Jeff. Seated anxiously at the study room table, launching an Internet search for his long-lost father, William Winger. More so than any of the stories described above is the conclusion of this one insignificant. Jeff’s worst enemy is not his father, it’s not Greendale, it’s himself. And the past three years have taught him that. The fact that Jeff is finally willing to get in touch with his father, be it to forgive him, to lash out at him, to achieve closure of any kind, is a monumental breakthrough for this human being. Greendale has taught him that who he was is not who he needs or even wants to be. His “thank you” to the ex-colleague responsible for getting him disbarred, and resultantly enrolled at Greendale, shows that Jeff has reached a level of appreciation for the one thing he used to scorn: caring. He cares about his study group. He cares about Greendale. And he’s finally willing to care about his father again, in some form or another.

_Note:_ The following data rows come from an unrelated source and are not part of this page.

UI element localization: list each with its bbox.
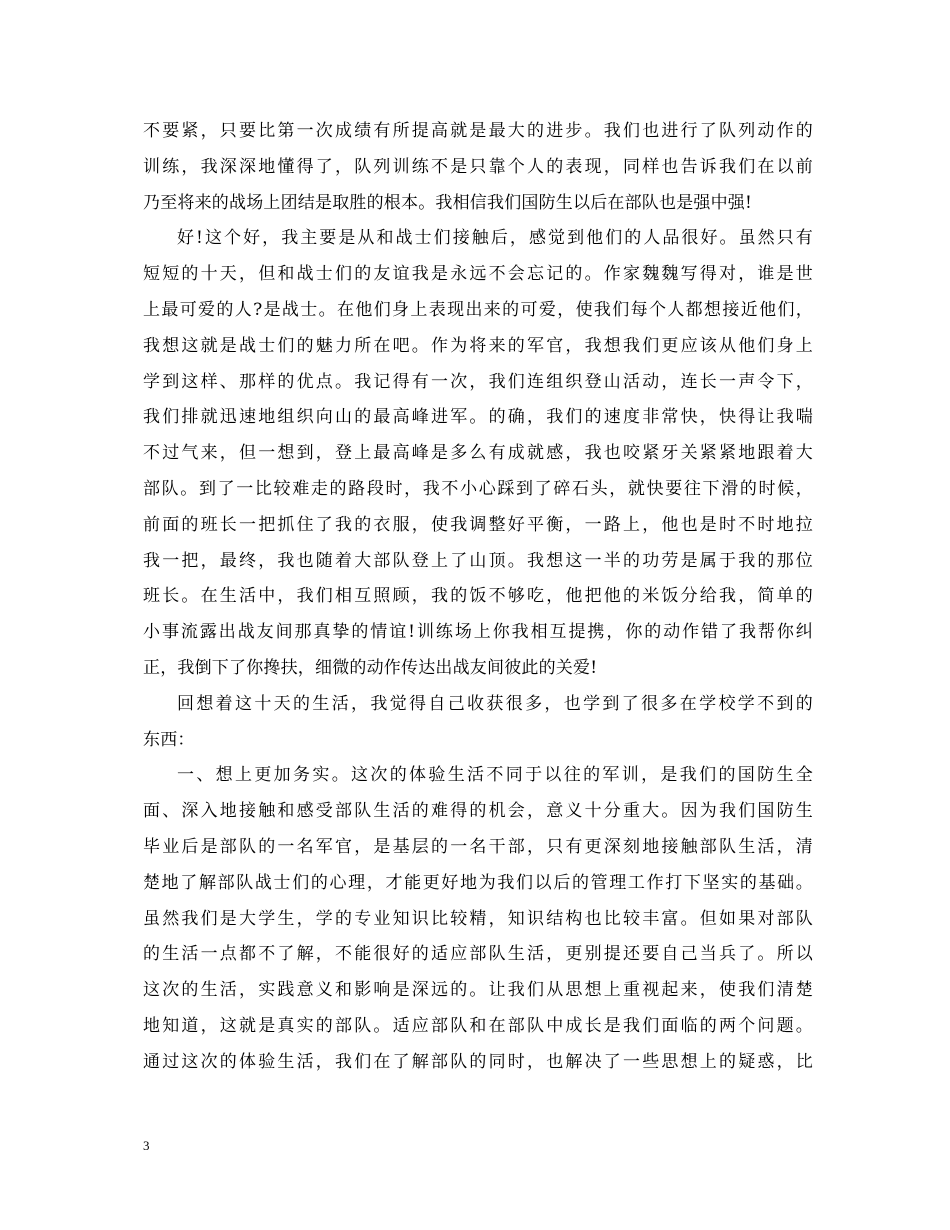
text-line: 训练，我深深地懂得了，队列训练不是只靠个人的表现，同样也告诉我们在以前	[143, 156, 813, 177]
text-line: 我们排就迅速地组织向山的最高峰进军。的确，我们的速度非常快，快得让我喘	[143, 407, 813, 428]
text-line: 我一把，最终，我也随着大部队登上了山顶。我想这一半的功劳是属于我的那位	[143, 550, 813, 571]
text-line: 正，我倒下了你搀扶，细微的动作传达出战友间彼此的关爱!	[143, 657, 598, 678]
text-line: 这次的生活，实践意义和影响是深远的。让我们从思想上重视起来，使我们清楚	[143, 980, 813, 1001]
text-line: 通过这次的体验生活，我们在了解部队的同时，也解决了一些思想上的疑惑，比	[143, 1051, 813, 1072]
body-text	[143, 114, 813, 1081]
text-line: 一、想上更加务实。这次的体验生活不同于以往的军训，是我们的国防生全	[177, 765, 813, 786]
text-line: 虽然我们是大学生，学的专业知识比较精，知识结构也比较丰富。但如果对部队	[143, 908, 813, 929]
text-line: 楚地了解部队战士们的心理，才能更好地为我们以后的管理工作打下坚实的基础。	[143, 872, 813, 893]
text-line: 乃至将来的战场上团结是取胜的根本。我相信我们国防生以后在部队也是强中强!	[143, 192, 753, 213]
text-line: 面、深入地接触和感受部队生活的难得的机会，意义十分重大。因为我们国防生	[143, 801, 813, 822]
text-line: 短短的十天，但和战士们的友谊我是永远不会忘记的。作家魏魏写得对，谁是世	[143, 264, 813, 285]
text-line: 回想着这十天的生活，我觉得自己收获很多，也学到了很多在学校学不到的	[177, 693, 813, 714]
text-line: 我想这就是战士们的魅力所在吧。作为将来的军官，我想我们更应该从他们身上	[143, 335, 813, 356]
page-number: 3	[143, 1138, 150, 1153]
text-line: 前面的班长一把抓住了我的衣服，使我调整好平衡，一路上，他也是时不时地拉	[143, 514, 813, 535]
text-line: 不过气来，但一想到，登上最高峰是多么有成就感，我也咬紧牙关紧紧地跟着大	[143, 443, 813, 464]
text-line: 上最可爱的人?是战士。在他们身上表现出来的可爱，使我们每个人都想接近他们，	[143, 299, 813, 320]
text-line: 小事流露出战友间那真挚的情谊!训练场上你我相互提携，你的动作错了我帮你纠	[143, 622, 813, 643]
text-line: 的生活一点都不了解，不能很好的适应部队生活，更别提还要自己当兵了。所以	[143, 944, 813, 965]
text-line: 不要紧，只要比第一次成绩有所提高就是最大的进步。我们也进行了队列动作的	[143, 121, 813, 141]
text-line: 好!这个好，我主要是从和战士们接触后，感觉到他们的人品很好。虽然只有	[177, 228, 813, 249]
text-line: 东西：	[143, 729, 195, 750]
text-line: 地知道，这就是真实的部队。适应部队和在部队中成长是我们面临的两个问题。	[143, 1015, 813, 1036]
text-line: 部队。到了一比较难走的路段时，我不小心踩到了碎石头，就快要往下滑的时候，	[143, 478, 813, 499]
text-line: 班长。在生活中，我们相互照顾，我的饭不够吃，他把他的米饭分给我，简单的	[143, 586, 813, 607]
text-line: 学到这样、那样的优点。我记得有一次，我们连组织登山活动，连长一声令下，	[143, 371, 813, 392]
text-line: 毕业后是部队的一名军官，是基层的一名干部，只有更深刻地接触部队生活，清	[143, 836, 813, 857]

Finally, my favorite character in the history of television: Abed. To truly do justice to Abed’s conclusion, I’d need to spend a week writing this article. Abed is a difficult person. He’s like us. He doesn’t want Community to have new showrunners. He doesn’t want Troy to move out of their bunkbed room. He doesn’t want him to start dating Britta. And he doesn’t want to abandon his vehicle for understanding the world: television, which manifests (in one of several ways) in the Dreamatorium. But Abed has learned that he can’t control everything, because he doesn’t live on a television show. (Okay, he does, but in the reality of Community, he doesn’t.) He has learned that he has to let his friends be people, and live their lives, no matter how much it might scare him. And he does this because he loves them, whether he’s capable of saying that or not. And, even more impressively than this, he trusts them. He might fear the ramifications of the changes around him, but he trusts that Troy, Britta, Annie, Pierce, Shirley, and Jeff will see him through whatever timeline he comes to face. As long as he has his friends, he’s comfortable, and happy.
But of course, he’s still Abed. So, as the final shot will tell you, he’s not completely abandoning his strange, wonderful world.

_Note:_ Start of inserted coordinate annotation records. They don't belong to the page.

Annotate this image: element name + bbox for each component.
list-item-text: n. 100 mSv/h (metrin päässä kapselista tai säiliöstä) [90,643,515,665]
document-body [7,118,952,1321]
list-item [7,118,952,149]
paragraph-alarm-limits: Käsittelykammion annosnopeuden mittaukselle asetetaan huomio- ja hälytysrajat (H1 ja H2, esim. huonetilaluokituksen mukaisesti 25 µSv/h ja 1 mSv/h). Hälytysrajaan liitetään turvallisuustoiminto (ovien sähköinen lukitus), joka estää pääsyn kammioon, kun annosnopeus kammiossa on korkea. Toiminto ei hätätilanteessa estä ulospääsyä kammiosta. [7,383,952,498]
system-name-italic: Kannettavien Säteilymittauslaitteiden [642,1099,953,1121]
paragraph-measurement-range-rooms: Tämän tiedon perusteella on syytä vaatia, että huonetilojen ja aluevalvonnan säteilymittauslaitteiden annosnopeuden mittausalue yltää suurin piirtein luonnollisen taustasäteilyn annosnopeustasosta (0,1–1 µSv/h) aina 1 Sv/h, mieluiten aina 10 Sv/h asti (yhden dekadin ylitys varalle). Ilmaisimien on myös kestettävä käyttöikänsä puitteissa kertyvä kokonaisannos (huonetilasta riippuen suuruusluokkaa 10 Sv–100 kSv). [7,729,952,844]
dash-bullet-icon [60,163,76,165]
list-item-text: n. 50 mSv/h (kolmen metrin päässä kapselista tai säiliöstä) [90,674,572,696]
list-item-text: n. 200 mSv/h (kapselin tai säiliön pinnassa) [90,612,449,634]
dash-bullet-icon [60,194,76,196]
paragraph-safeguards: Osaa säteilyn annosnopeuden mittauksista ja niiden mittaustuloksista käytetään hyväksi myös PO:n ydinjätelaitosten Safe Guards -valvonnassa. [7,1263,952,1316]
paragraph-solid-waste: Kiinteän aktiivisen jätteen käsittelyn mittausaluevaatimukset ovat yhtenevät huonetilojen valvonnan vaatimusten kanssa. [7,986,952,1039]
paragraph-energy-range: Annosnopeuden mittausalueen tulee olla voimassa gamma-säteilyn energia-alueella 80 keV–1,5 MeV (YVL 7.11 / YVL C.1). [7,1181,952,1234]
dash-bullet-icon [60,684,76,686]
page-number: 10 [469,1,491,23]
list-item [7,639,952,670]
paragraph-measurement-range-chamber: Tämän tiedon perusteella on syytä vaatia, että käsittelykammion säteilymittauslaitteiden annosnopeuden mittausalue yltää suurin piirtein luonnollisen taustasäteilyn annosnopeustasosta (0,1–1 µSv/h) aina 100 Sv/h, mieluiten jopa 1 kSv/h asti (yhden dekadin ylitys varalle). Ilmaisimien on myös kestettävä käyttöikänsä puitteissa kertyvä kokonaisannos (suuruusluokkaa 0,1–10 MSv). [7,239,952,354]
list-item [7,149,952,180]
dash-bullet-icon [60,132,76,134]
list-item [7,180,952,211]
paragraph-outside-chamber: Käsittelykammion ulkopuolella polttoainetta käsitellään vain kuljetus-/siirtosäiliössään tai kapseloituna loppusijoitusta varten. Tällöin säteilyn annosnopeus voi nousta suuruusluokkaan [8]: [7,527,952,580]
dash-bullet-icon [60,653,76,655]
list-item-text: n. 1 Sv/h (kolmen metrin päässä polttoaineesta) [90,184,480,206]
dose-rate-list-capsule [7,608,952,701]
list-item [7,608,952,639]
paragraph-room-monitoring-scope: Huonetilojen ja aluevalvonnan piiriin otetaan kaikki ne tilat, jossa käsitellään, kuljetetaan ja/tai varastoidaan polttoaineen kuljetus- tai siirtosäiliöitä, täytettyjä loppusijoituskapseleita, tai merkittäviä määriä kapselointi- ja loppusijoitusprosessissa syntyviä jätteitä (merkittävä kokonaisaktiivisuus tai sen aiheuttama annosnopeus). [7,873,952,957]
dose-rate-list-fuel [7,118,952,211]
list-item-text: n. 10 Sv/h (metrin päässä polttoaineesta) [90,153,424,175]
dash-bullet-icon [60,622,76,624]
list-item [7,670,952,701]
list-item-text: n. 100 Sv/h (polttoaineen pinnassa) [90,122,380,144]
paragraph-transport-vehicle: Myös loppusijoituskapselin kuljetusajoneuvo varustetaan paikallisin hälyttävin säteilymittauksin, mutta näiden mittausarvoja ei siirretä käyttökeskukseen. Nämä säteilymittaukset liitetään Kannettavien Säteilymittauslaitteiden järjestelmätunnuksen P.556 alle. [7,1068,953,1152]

And because of all this, it might be okay that we’re not getting the Community we love anymore. Whether we wanted it to or not, that special phenomenon that so many of us have been waiting for our entire lives has ended. And it ended well. It gave us everything we needed to know that the time we spent at Greendale was worth it, for us and for these characters.

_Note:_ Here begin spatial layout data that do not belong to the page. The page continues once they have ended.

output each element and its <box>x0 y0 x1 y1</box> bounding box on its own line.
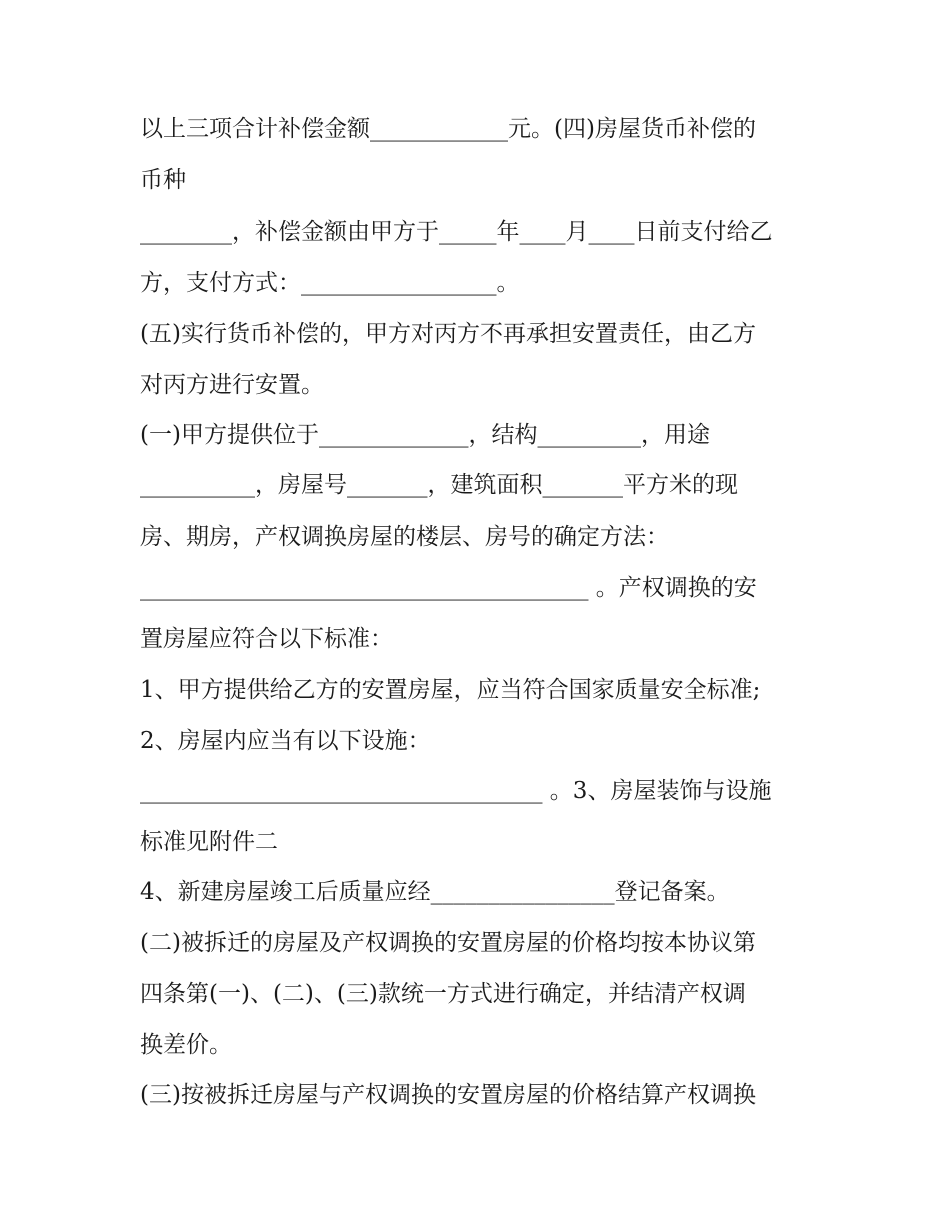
text-line: 置房屋应符合以下标准： <box>140 626 393 652</box>
text-line: 换差价。 <box>140 1032 232 1058</box>
text-line: 币种 <box>140 167 186 193</box>
text-line: (二)被拆迁的房屋及产权调换的安置房屋的价格均按本协议第 <box>140 930 756 956</box>
text-line: 方，支付方式：_________________。 <box>140 270 520 296</box>
text-line: _______________________________________ 。产权调换的安 <box>140 575 757 601</box>
text-line: 4、新建房屋竣工后质量应经________________登记备案。 <box>140 879 730 905</box>
text-line: ________，补偿金额由甲方于_____年____月____日前支付给乙 <box>140 219 773 245</box>
text-line: (三)按被拆迁房屋与产权调换的安置房屋的价格结算产权调换 <box>140 1082 756 1108</box>
text-line: 对丙方进行安置。 <box>140 372 324 398</box>
text-line: 四条第(一)、(二)、(三)款统一方式进行确定，并结清产权调 <box>140 981 746 1007</box>
text-line: (五)实行货币补偿的，甲方对丙方不再承担安置责任，由乙方 <box>140 321 756 347</box>
text-line: 2、房屋内应当有以下设施： <box>140 728 431 754</box>
text-line: 1、甲方提供给乙方的安置房屋，应当符合国家质量安全标准; <box>140 677 761 703</box>
text-line: (一)甲方提供位于_____________，结构_________，用途 <box>140 422 710 448</box>
text-line: __________，房屋号_______，建筑面积_______平方米的现 <box>140 472 738 498</box>
text-line: ___________________________________ 。3、房屋装饰与设施 <box>140 778 772 804</box>
text-line: 房、期房，产权调换房屋的楼层、房号的确定方法： <box>140 524 669 550</box>
text-line: 以上三项合计补偿金额____________元。(四)房屋货币补偿的 <box>140 116 756 142</box>
text-line: 标准见附件二 <box>140 829 278 855</box>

So, take your time. Grieve over the end of this terrific series. But when you’re done, don’t go nuts over the ruin of Community that you’re sure will take place. Instead, appreciate the story that has already been told. Nothing that anyone can do from here on out can destroy what we’ve seen and understood as a complete story up until this point. We had Dan Harmon’s Community, and we are truly lucky for it.